I cried 4 times. The sadness hits me at completely random times, usually completely unexpected:

The first time was at the crematory. I got to see mom for the last time and boy did the floodgates open. My dad and sister held me as I was wailing like a baby, I was crying so much my contacts popped out, and I was struggling to pop them back in.

The 2nd time was when my mother-in-law called me. I don't even know why, but suddenly I realized I still have a mom, who also loves and cares about me, and I felt really emotional and thankful for my sweet mother-in-law.

The 3rd time was in the middle of the night at 2am the night after we scattered her ashes. I had the sudden realization my mom was really gone forever.  I thought about the last time I saw her, and how she hugged me and touched my face and said she wasn't sure how much longer she would be around. Gary was already asleep, and I just started sobbing into his chest.  He woke up and was like "huh? what? are you okay?" He held me, wiped away my tears and comforted me until I fell asleep. I'm really thankful for my husband.
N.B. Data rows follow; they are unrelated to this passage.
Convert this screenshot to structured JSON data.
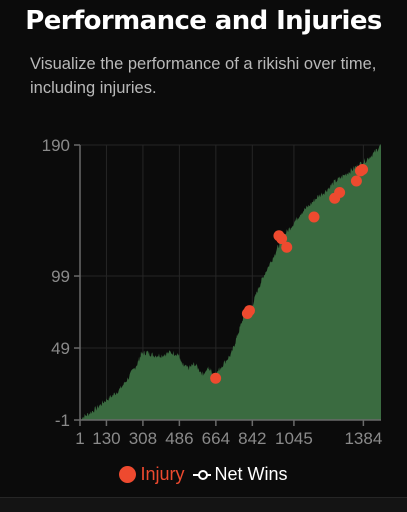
{
  "header": {
    "title": "Performance and Injuries",
    "subtitle": "Visualize the performance of a rikishi over time, including injuries."
  },
  "colors": {
    "background": "#0b0b0b",
    "area_fill": "#3a6b40",
    "injury": "#ee4a2f",
    "grid": "#262626",
    "axis": "#6a6a6a",
    "tick_text": "#8a8a8a"
  },
  "chart_data": {
    "type": "area",
    "title": "",
    "xlabel": "",
    "ylabel": "",
    "xlim": [
      1,
      1470
    ],
    "ylim": [
      -1,
      190
    ],
    "x_ticks": [
      "1",
      "130",
      "308",
      "486",
      "664",
      "842",
      "1045",
      "1384"
    ],
    "y_ticks": [
      "-1",
      "49",
      "99",
      "190"
    ],
    "x_tick_values": [
      1,
      130,
      308,
      486,
      664,
      842,
      1045,
      1384
    ],
    "y_tick_values": [
      -1,
      49,
      99,
      190
    ],
    "grid": true,
    "legend_position": "bottom",
    "series": [
      {
        "name": "Net Wins",
        "x": [
          1,
          40,
          80,
          120,
          160,
          200,
          240,
          280,
          300,
          330,
          360,
          400,
          440,
          480,
          500,
          530,
          560,
          600,
          630,
          660,
          700,
          740,
          770,
          800,
          840,
          870,
          900,
          940,
          970,
          1000,
          1040,
          1080,
          1120,
          1160,
          1200,
          1240,
          1280,
          1320,
          1360,
          1400,
          1440,
          1470
        ],
        "values": [
          0,
          3,
          7,
          12,
          16,
          21,
          29,
          38,
          45,
          46,
          44,
          44,
          46,
          45,
          37,
          35,
          38,
          31,
          35,
          30,
          38,
          45,
          58,
          71,
          78,
          90,
          100,
          111,
          120,
          128,
          135,
          143,
          148,
          154,
          158,
          164,
          168,
          172,
          176,
          180,
          185,
          190
        ]
      },
      {
        "name": "Injury",
        "x": [
          663,
          818,
          828,
          972,
          985,
          1010,
          1143,
          1244,
          1268,
          1350,
          1370,
          1380
        ],
        "values": [
          28,
          73,
          75,
          127,
          125,
          119,
          140,
          153,
          157,
          165,
          172,
          173
        ]
      }
    ]
  },
  "legend": {
    "injury_label": "Injury",
    "netwins_label": "Net Wins"
  }
}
The 4th time was when I found my mom's "zhu-bo" (jewels)  She likes to draw a really detailed photo of each one on the box so she could identify them easily.  I don't know why, but seeing it made the waterworks come.  She was so meticulous in the way she cared for and organized them. Just like she was really meticulous in the way she cared for us. Mom always told us we were her two most precious "zhu-bo"


Don't worry about your two "zhu-bo" mom. We will be okay :)  We love you.